Kun je data aanraken? Hoe lang moet een trein zijn om een miljoen YouTube abonnees tegelijk te laten reizen? Samen met de basisschoolleerlingen van St. Janschool gaan de Hogeschool van Amsterdam (HvA) en de Waag Society op zoek naar leuke en interessante data fysicalisaties. Dat zijn tastbare weergaves van big data, die je echt kan bekijken en aanraken in plaats van op een scherm of in een boek. De huidige maatschappij wordt gekenmerkt door een groeiend aantal technologische mogelijkheden, waarmee data op exponentiele schaal verzameld en gebruikt kunnen worden. Deze groeiende beschikking over ‘big’ data en andere technologische toepassingen leidt niet per se en direct tot meer inzicht en vaardigheden. Datasystemen zijn immers vaak complex en verborgen. Wel bieden nieuwe technologische ontwikkelingen, zoals computergestuurde machines (digitale fabricage) de mogelijkheid om data en digitale objecten zichtbaarder en tastbaarder te maken. Vanuit het onderwijs is de vraag naar handvatten die leerlingen in staat stellen deze ontwikkelingen te omarmen en mede vorm te geven, met name om datageletterdheid en 21st century skills te vergroten. Het project “Zichtbaar slimmer” heeft als doel om praktijkgericht onderzoek te doen naar de potentie van datafysicalisatie –het tastbaar maken van data– als middel om datageletterdheid en de 21st century skills communiceren, kritisch denken en creativiteit te stimuleren. Datafysicalisatie gaat een stap verder dan datavisualisatie omdat het gaat om het creëren en vormgeven van tastbare representaties van data, zoals numerieke gegevens en het weergeven van potentiële patronen, ten behoeve van nieuw inzicht en kennis.
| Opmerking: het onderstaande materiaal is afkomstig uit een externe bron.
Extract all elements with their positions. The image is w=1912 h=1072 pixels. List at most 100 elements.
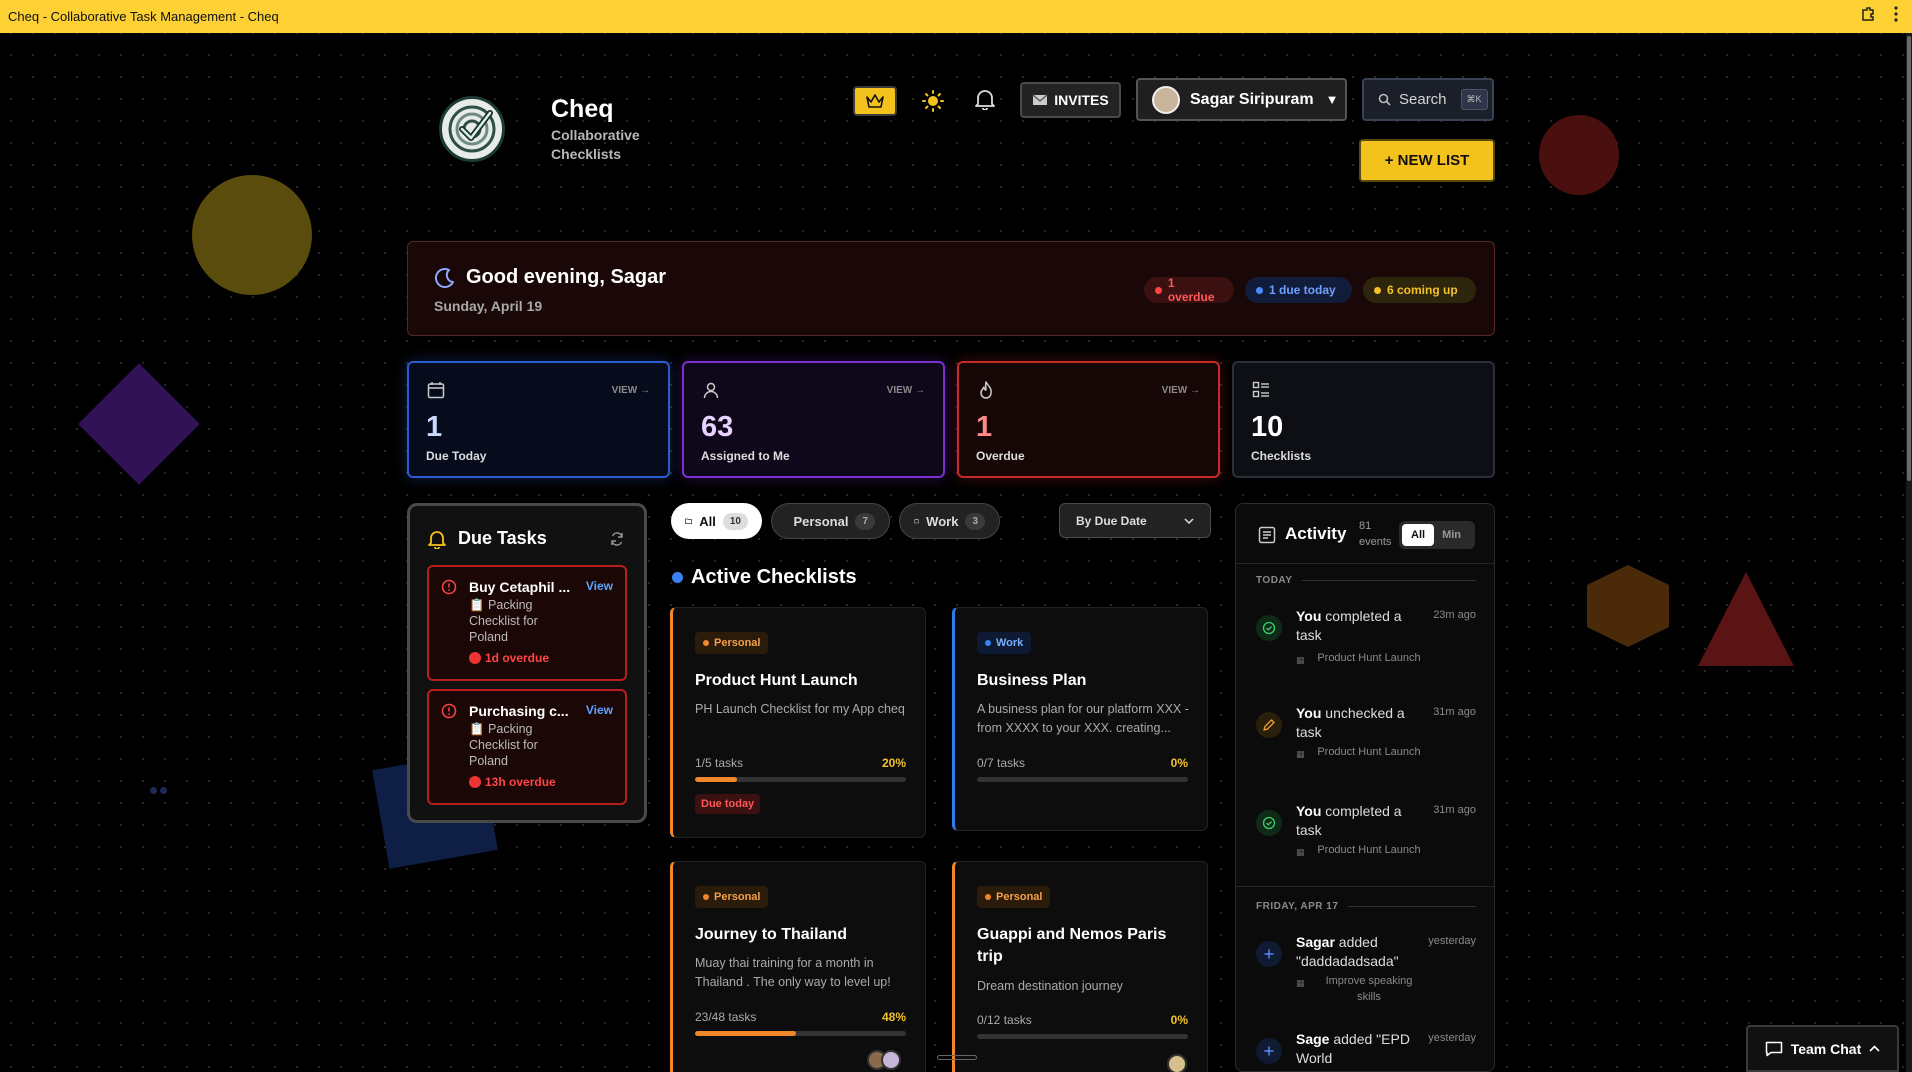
due-today-pill[interactable]: 1 due today <box>1245 277 1352 303</box>
due-task-card[interactable]: Purchasing c... View 📋 Packing Checklist… <box>427 689 627 805</box>
invites-button[interactable]: INVITES <box>1020 82 1121 118</box>
team-chat-button[interactable]: Team Chat <box>1746 1025 1899 1072</box>
chat-icon <box>1765 1041 1782 1056</box>
due-task-list: 📋 Packing Checklist for Poland <box>469 598 538 644</box>
activity-title: Activity <box>1285 524 1347 543</box>
deco-dots <box>150 787 170 795</box>
filter-all[interactable]: All 10 <box>671 503 762 539</box>
filter-all-count: 10 <box>722 512 748 530</box>
user-icon <box>703 382 719 399</box>
activity-item[interactable]: Sagar added "daddadadsada" yesterday ▦ I… <box>1256 933 1476 1025</box>
active-checklists-heading: Active Checklists <box>672 566 857 589</box>
checklist-title: Product Hunt Launch <box>695 672 858 689</box>
due-task-view-link[interactable]: View <box>586 579 613 593</box>
stat-label: Due Today <box>426 449 487 463</box>
deco-red-triangle <box>1698 572 1794 666</box>
overdue-text: 13h overdue <box>485 775 556 789</box>
list-icon: ▦ <box>1296 749 1305 759</box>
crown-icon <box>866 94 884 108</box>
due-today-pill-label: 1 due today <box>1269 283 1336 297</box>
activity-view-toggle[interactable]: All Min <box>1399 521 1475 549</box>
filter-personal[interactable]: Personal 7 <box>771 503 890 539</box>
checklist-card[interactable]: Personal Product Hunt Launch PH Launch C… <box>670 607 926 838</box>
premium-button[interactable] <box>853 86 897 116</box>
stat-due-today[interactable]: VIEW → 1 Due Today <box>407 361 670 478</box>
coming-up-pill[interactable]: 6 coming up <box>1363 277 1476 303</box>
flame-icon <box>980 381 992 399</box>
briefcase-icon <box>914 518 920 524</box>
logo-check-icon <box>448 105 496 153</box>
stat-value: 10 <box>1251 411 1284 443</box>
stat-label: Assigned to Me <box>701 449 790 463</box>
activity-list-icon <box>1258 526 1276 544</box>
activity-group-header: FRIDAY, APR 17 <box>1256 901 1476 912</box>
refresh-icon[interactable] <box>610 532 624 546</box>
toggle-min[interactable]: Min <box>1434 524 1469 546</box>
checklist-title: Journey to Thailand <box>695 926 848 943</box>
search-button[interactable]: Search ⌘K <box>1362 78 1494 121</box>
overdue-pill[interactable]: 1 overdue <box>1144 276 1234 304</box>
due-task-card[interactable]: Buy Cetaphil ... View 📋 Packing Checklis… <box>427 565 627 681</box>
drag-handle[interactable] <box>937 1055 977 1060</box>
scrollbar-thumb[interactable] <box>1907 36 1911 481</box>
pencil-icon <box>1256 712 1282 738</box>
stat-view-link[interactable]: VIEW → <box>612 385 650 396</box>
list-icon: ▦ <box>1296 655 1305 665</box>
member-avatar <box>881 1050 901 1070</box>
check-circle-icon <box>1256 810 1282 836</box>
kebab-menu-icon[interactable] <box>1894 6 1898 22</box>
dot-icon <box>985 640 991 646</box>
app-logo[interactable] <box>439 96 505 162</box>
sun-icon <box>922 90 944 112</box>
user-icon <box>786 520 787 522</box>
bell-icon <box>428 531 446 549</box>
stat-view-link[interactable]: VIEW → <box>887 385 925 396</box>
user-menu-button[interactable]: Sagar Siripuram ▼ <box>1136 78 1347 121</box>
search-shortcut: ⌘K <box>1460 89 1488 110</box>
sort-select[interactable]: By Due Date <box>1059 503 1211 538</box>
stat-checklists[interactable]: 10 Checklists <box>1232 361 1495 478</box>
filter-work[interactable]: Work 3 <box>899 503 1000 539</box>
alert-circle-icon <box>441 579 457 595</box>
checklist-progress-fill <box>695 1031 797 1036</box>
stat-overdue[interactable]: VIEW → 1 Overdue <box>957 361 1220 478</box>
user-name: Sagar Siripuram <box>1190 90 1314 108</box>
greeting-banner: Good evening, Sagar Sunday, April 19 1 o… <box>407 241 1495 336</box>
checklist-card[interactable]: Personal Guappi and Nemos Paris trip Dre… <box>952 861 1208 1072</box>
member-avatar <box>1167 1054 1187 1072</box>
extension-icon[interactable] <box>1860 6 1876 22</box>
activity-item[interactable]: Sage added "EPD World yesterday <box>1256 1030 1476 1071</box>
activity-time: yesterday <box>1428 1032 1476 1044</box>
checklist-percent: 20% <box>881 756 906 770</box>
checklist-task-count: 0/12 tasks <box>977 1013 1032 1027</box>
checklist-task-count: 1/5 tasks <box>695 756 744 770</box>
red-circle-icon <box>469 652 481 664</box>
checklist-card[interactable]: Work Business Plan A business plan for o… <box>952 607 1208 831</box>
due-task-view-link[interactable]: View <box>586 703 613 717</box>
activity-text: You unchecked a task <box>1296 704 1416 742</box>
due-task-title: Buy Cetaphil ... <box>469 579 571 595</box>
dot-icon <box>703 640 709 646</box>
activity-text: Sagar added "daddadadsada" <box>1296 933 1416 971</box>
toggle-all[interactable]: All <box>1402 524 1435 546</box>
stat-view-link[interactable]: VIEW → <box>1162 385 1200 396</box>
activity-item[interactable]: You unchecked a task 31m ago ▦ Product H… <box>1256 704 1476 796</box>
activity-item[interactable]: You completed a task 31m ago ▦ Product H… <box>1256 802 1476 894</box>
dot-icon <box>703 894 709 900</box>
checklist-card[interactable]: Personal Journey to Thailand Muay thai t… <box>670 861 926 1072</box>
stat-assigned-to-me[interactable]: VIEW → 63 Assigned to Me <box>682 361 945 478</box>
chevron-up-icon <box>1869 1045 1880 1052</box>
due-task-list: 📋 Packing Checklist for Poland <box>469 722 538 768</box>
checklist-task-count: 23/48 tasks <box>695 1010 757 1024</box>
new-list-button[interactable]: + NEW LIST <box>1359 139 1495 182</box>
activity-item[interactable]: You completed a task 23m ago ▦ Product H… <box>1256 607 1476 699</box>
activity-user: You <box>1296 608 1322 624</box>
activity-text: You completed a task <box>1296 607 1416 645</box>
red-dot-icon <box>1155 286 1162 294</box>
theme-toggle-button[interactable] <box>918 86 948 116</box>
blue-dot-icon <box>1256 286 1263 294</box>
moon-icon <box>434 268 454 289</box>
filter-personal-label: Personal <box>793 513 849 529</box>
yellow-dot-icon <box>1374 286 1381 294</box>
notifications-button[interactable] <box>970 84 1000 114</box>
Het doel is de potentiële waarde van datafysicalisatie in het onderwijs te onderzoeken. De betrokkenen van de HvA, St Janschool en Waag Society hebben samen de wens uitgesproken om via een aantal workshops te exploreren op welke manier de creatie van tastbare data fysicalisaties kan bijdragen aan genoemde 21st century skills.